En fait, avec la fragmentation et l'affaiblissement de l'industrie musicale et l'accès à un énorme bassin d'artistes offert par Internet, un seul album pourrait-il encore avoir le poids culturel pour définir une époque tout entière?

«Non, je crois qu'Internet a anéanti cette possibilité, a indiqué Tegan Quin, de Tegan & Sara, à La Presse Canadienne. Il y a trop de groupes aujourd'hui. On dirait que tout le monde a un nouveau groupe favori toutes les cinq minutes.»

Si l'on se fie aux récents bilans critiques des 10 dernières années, on remarque qu'une poignée d'albums sont considérés comme la crème de la dernière décennie, mais qu'aucun disque ne se démarque particulièrement des autres.

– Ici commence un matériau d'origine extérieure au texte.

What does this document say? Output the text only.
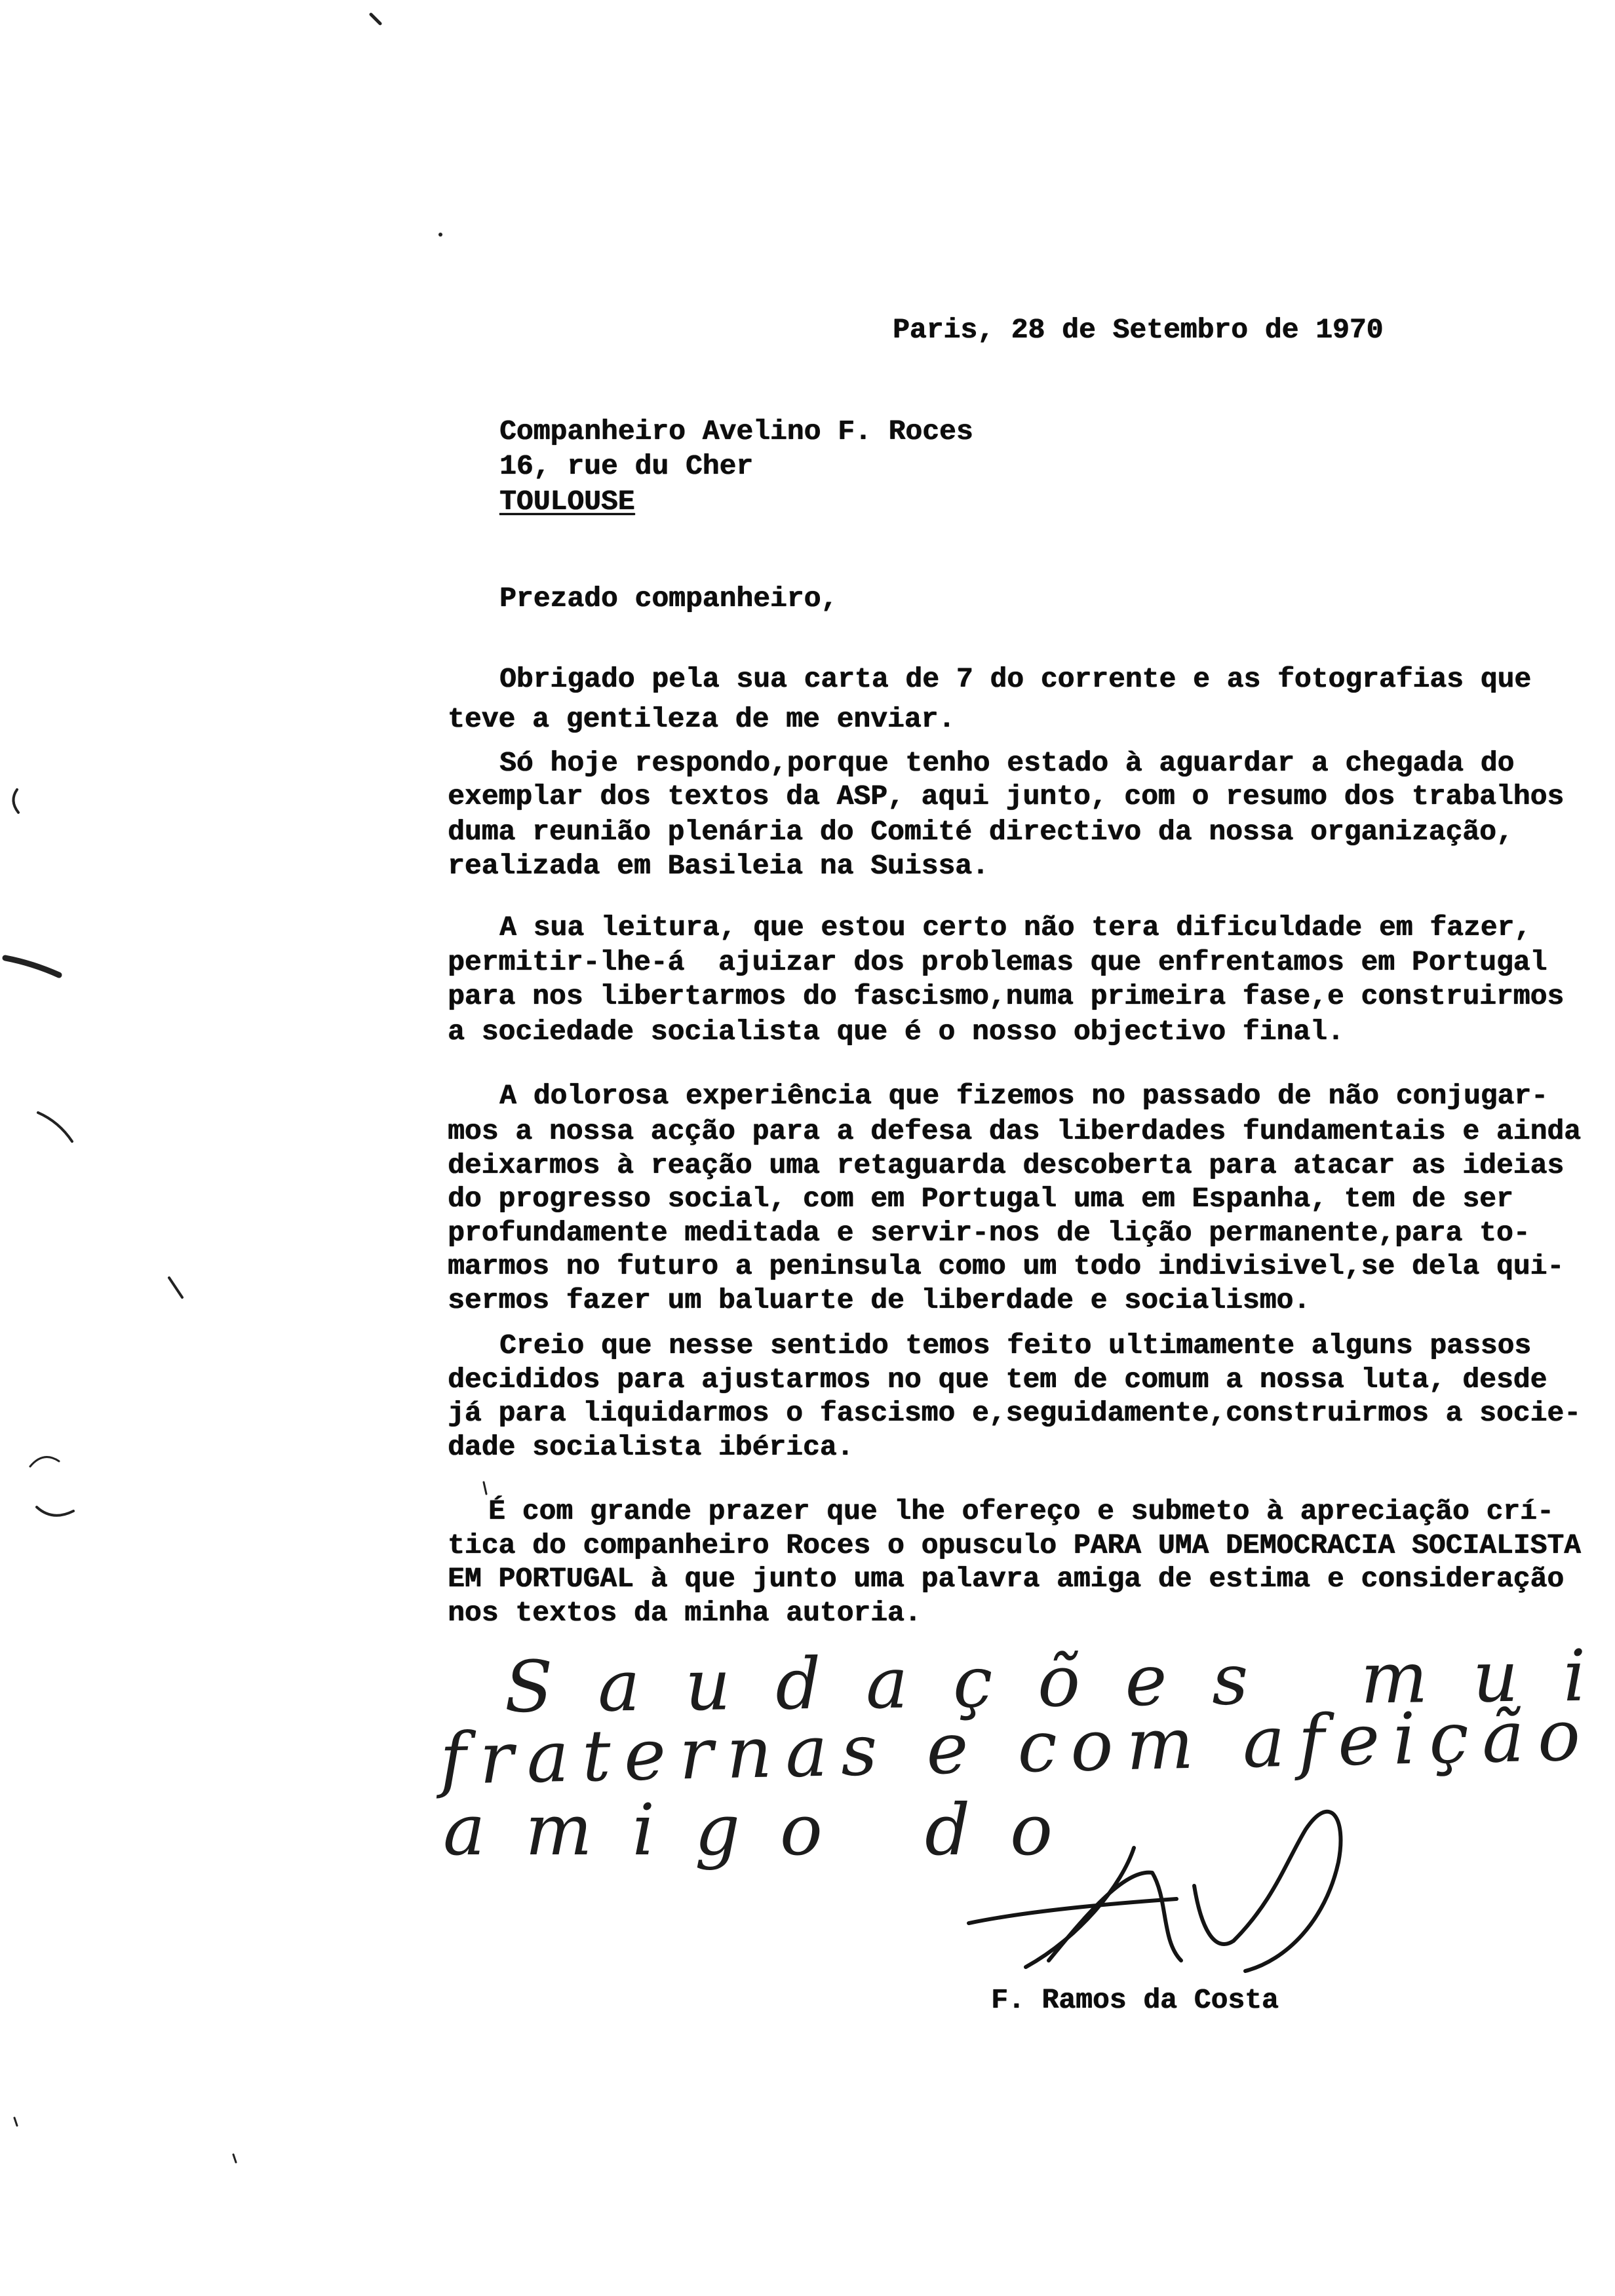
Paris, 28 de Setembro de 1970
Companheiro Avelino F. Roces
16, rue du Cher
TOULOUSE
Prezado companheiro,
Obrigado pela sua carta de 7 do corrente e as fotografias que
teve a gentileza de me enviar.
Só hoje respondo,porque tenho estado à aguardar a chegada do
exemplar dos textos da ASP, aqui junto, com o resumo dos trabalhos
duma reunião plenária do Comité directivo da nossa organização,
realizada em Basileia na Suissa.
A sua leitura, que estou certo não tera dificuldade em fazer,
permitir-lhe-á  ajuizar dos problemas que enfrentamos em Portugal
para nos libertarmos do fascismo,numa primeira fase,e construirmos
a sociedade socialista que é o nosso objectivo final.
A dolorosa experiência que fizemos no passado de não conjugar-
mos a nossa acção para a defesa das liberdades fundamentais e ainda
deixarmos à reação uma retaguarda descoberta para atacar as ideias
do progresso social, com em Portugal uma em Espanha, tem de ser
profundamente meditada e servir-nos de lição permanente,para to-
marmos no futuro a peninsula como um todo indivisivel,se dela qui-
sermos fazer um baluarte de liberdade e socialismo.
Creio que nesse sentido temos feito ultimamente alguns passos
decididos para ajustarmos no que tem de comum a nossa luta, desde
já para liquidarmos o fascismo e,seguidamente,construirmos a socie-
dade socialista ibérica.
É com grande prazer que lhe ofereço e submeto à apreciação crí-
tica do companheiro Roces o opusculo PARA UMA DEMOCRACIA SOCIALISTA
EM PORTUGAL à que junto uma palavra amiga de estima e consideração
nos textos da minha autoria.
F. Ramos da Costa
Saudações mui
fraternas e com afeição
amigo do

Entertainment Weekly a choisi comme album de la décennie The College Dropout, le premier disque de l'artiste hip-hop Kanye West, qui a brisé les frontières entre le hip-hop «underground» et celui du grand public en 2004.

NME a de son côté opté pour Is this it, de The Strokes, un album pop presque parfait qui a toutefois, depuis sa sortie en 2001, davantage influencé le style «hipster» que l'avenir de la musique rock.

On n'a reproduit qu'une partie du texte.